I like it when my edible toroids seem to defy the laws of three-dimensional space-time. I let go of them and these interlocking bagels floated up into the air and spun before me. Maybe it was those new horse pills, the ones that deflated my man boobs like a pair of cantaloupes run over by a T-34. Overcome by hunger and impertinent impatience, I plucked the two bagels from the air and ate them. Everyone tried to stop me. I’m not supposed to eat things that look like bagels anymore. But no one gets between a Pnårp and his bagels.
Bagels. Bagels are yummy. There were four lights, but I ate two of them. Oh, more horse pills…!
—And so, we lit off to the Bagel Nebula. (The lawn gnomes dance!!)

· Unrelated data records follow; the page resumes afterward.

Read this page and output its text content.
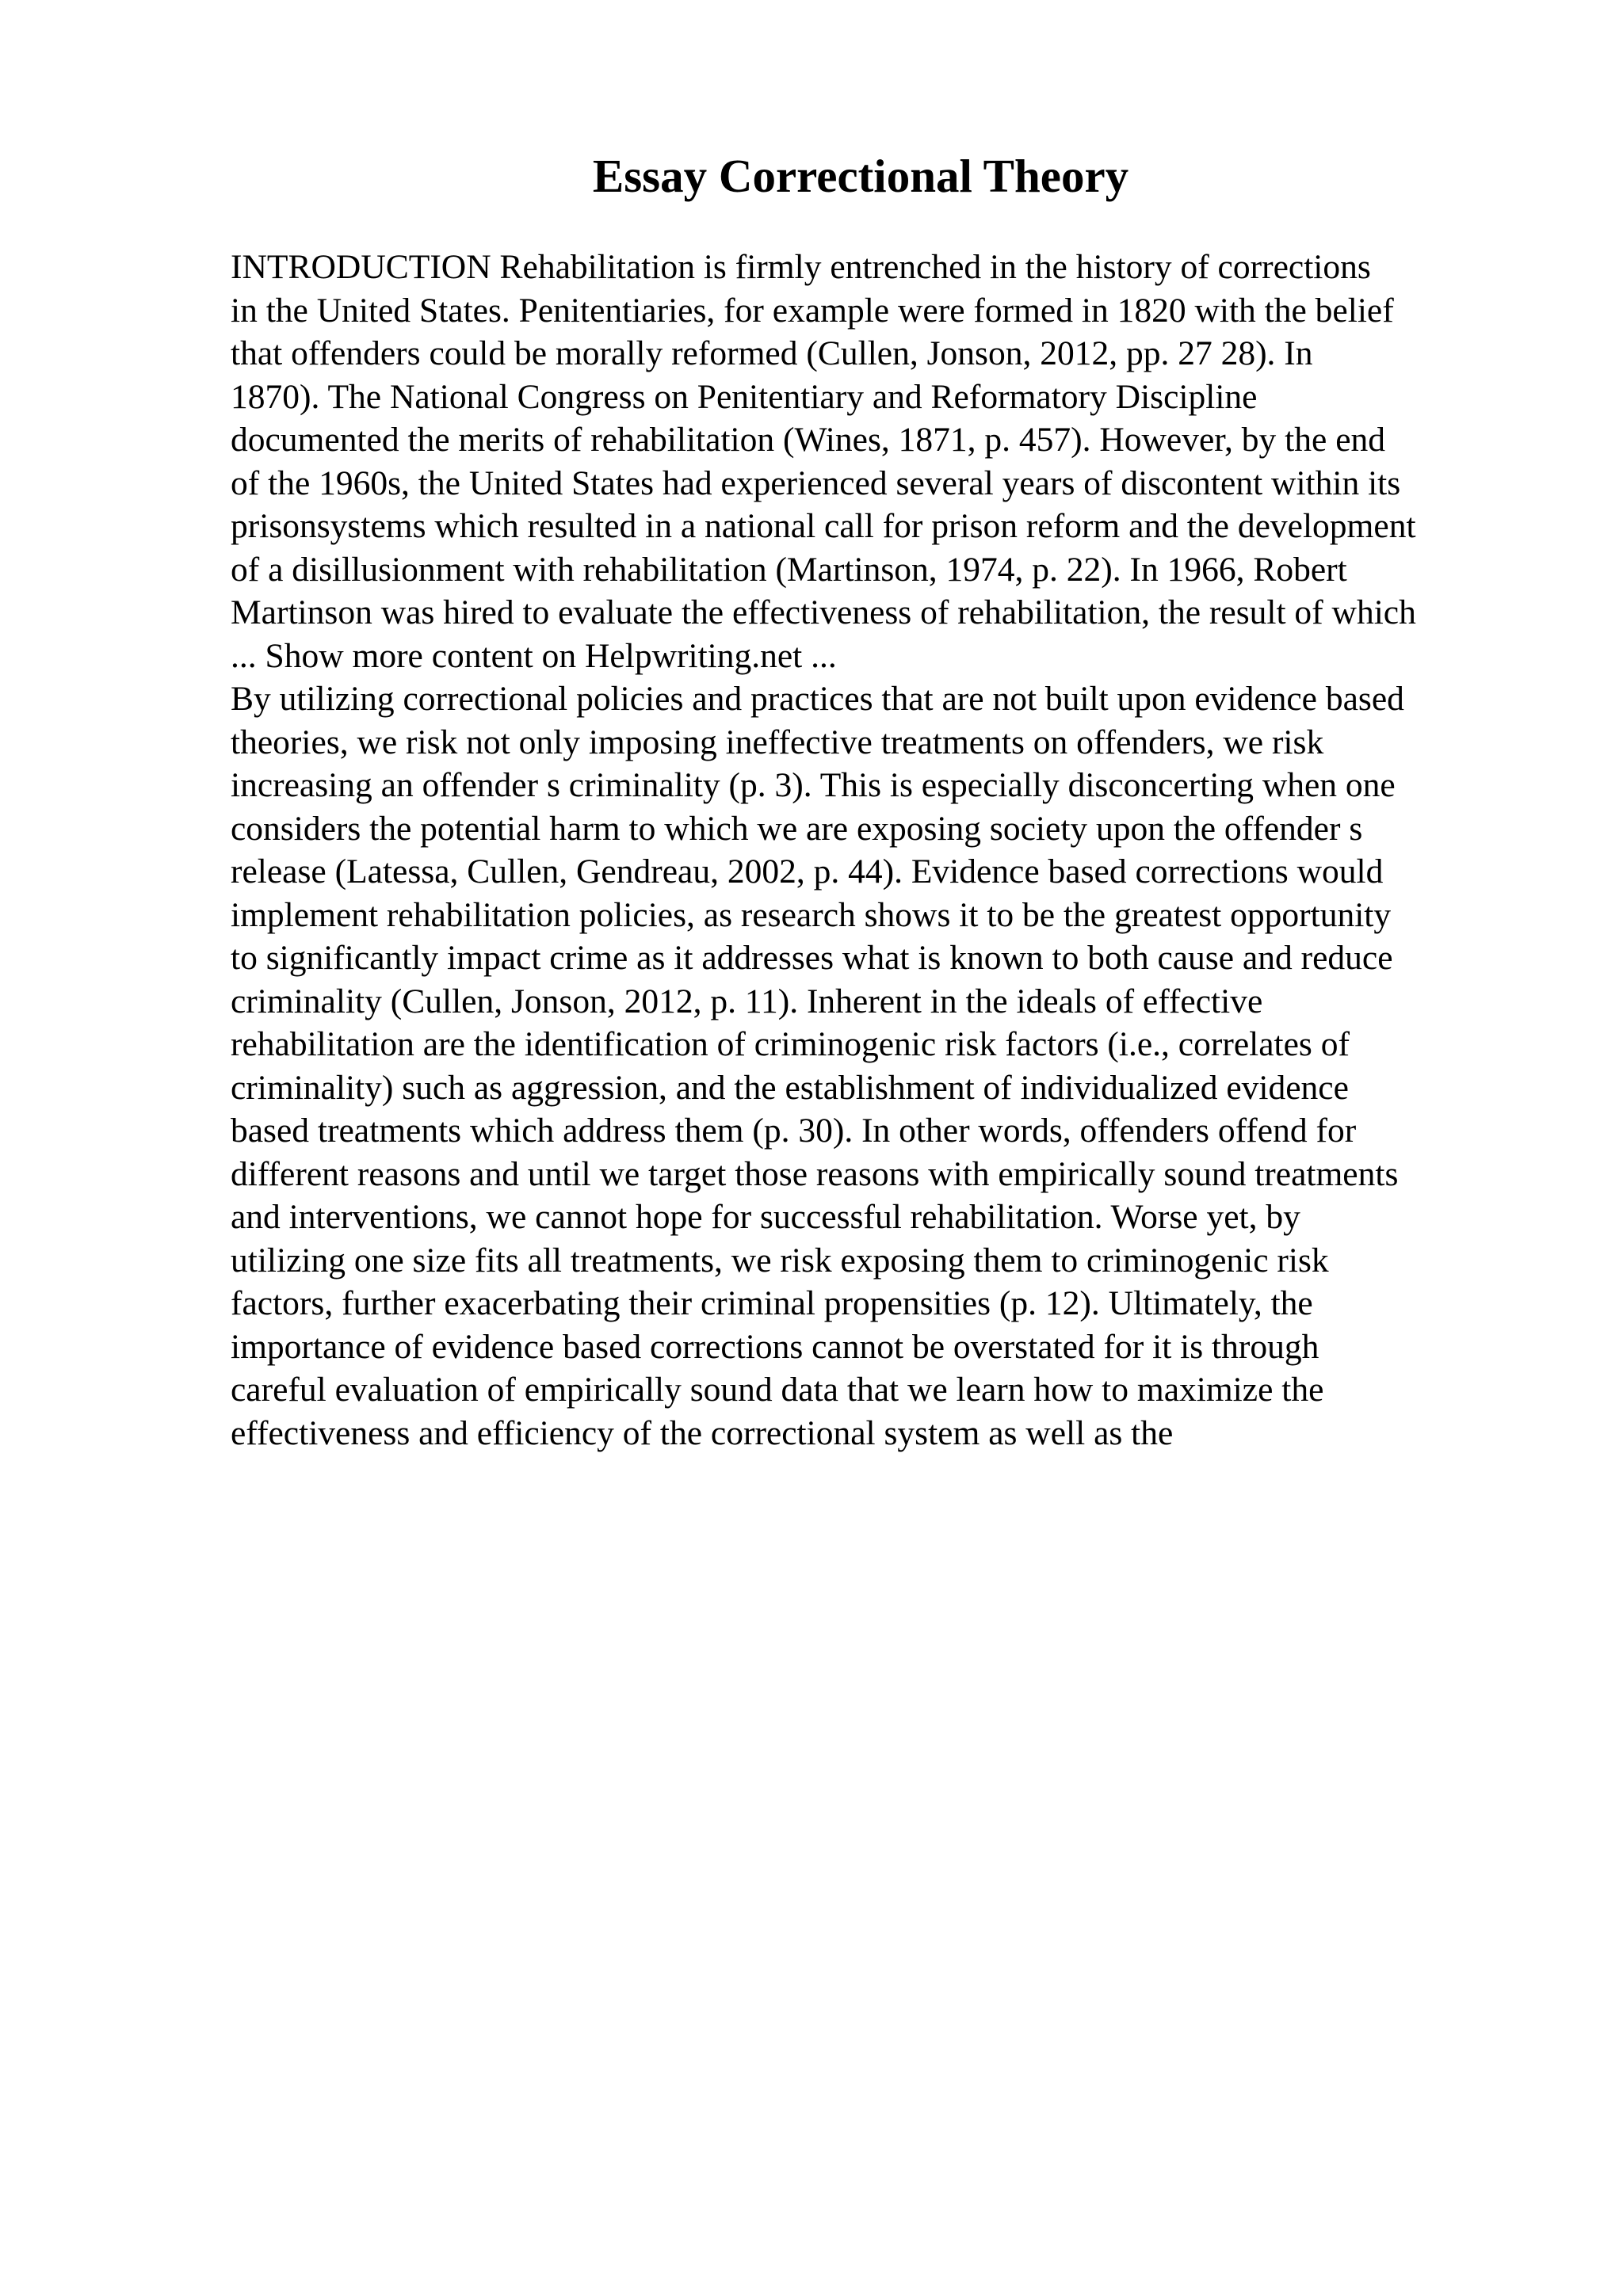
Essay Correctional Theory
INTRODUCTION Rehabilitation is firmly entrenched in the history of corrections
in the United States. Penitentiaries, for example were formed in 1820 with the belief
that offenders could be morally reformed (Cullen, Jonson, 2012, pp. 27 28). In
1870). The National Congress on Penitentiary and Reformatory Discipline
documented the merits of rehabilitation (Wines, 1871, p. 457). However, by the end
of the 1960s, the United States had experienced several years of discontent within its
prisonsystems which resulted in a national call for prison reform and the development
of a disillusionment with rehabilitation (Martinson, 1974, p. 22). In 1966, Robert
Martinson was hired to evaluate the effectiveness of rehabilitation, the result of which
... Show more content on Helpwriting.net ...
By utilizing correctional policies and practices that are not built upon evidence based
theories, we risk not only imposing ineffective treatments on offenders, we risk
increasing an offender s criminality (p. 3). This is especially disconcerting when one
considers the potential harm to which we are exposing society upon the offender s
release (Latessa, Cullen, Gendreau, 2002, p. 44). Evidence based corrections would
implement rehabilitation policies, as research shows it to be the greatest opportunity
to significantly impact crime as it addresses what is known to both cause and reduce
criminality (Cullen, Jonson, 2012, p. 11). Inherent in the ideals of effective
rehabilitation are the identification of criminogenic risk factors (i.e., correlates of
criminality) such as aggression, and the establishment of individualized evidence
based treatments which address them (p. 30). In other words, offenders offend for
different reasons and until we target those reasons with empirically sound treatments
and interventions, we cannot hope for successful rehabilitation. Worse yet, by
utilizing one size fits all treatments, we risk exposing them to criminogenic risk
factors, further exacerbating their criminal propensities (p. 12). Ultimately, the
importance of evidence based corrections cannot be overstated for it is through
careful evaluation of empirically sound data that we learn how to maximize the
effectiveness and efficiency of the correctional system as well as the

We didn’t know where we were going. (Hopefully the Bagel Nebula.) We didn’t know what would find. (Hopefully bagels.) But we did know one thing, all right: Arthur Eddington and his ambitious project to count every hydrogen atom in the Universe had failed. (There were simply too many.)
I like bagels. I have always liked bagels. Big ones, round ones, brown ones, even green ones. Everyone likes bagels. And there would be bagels. More bagels.
We would call it Nova Bouillabaissia. And there would be bagels there.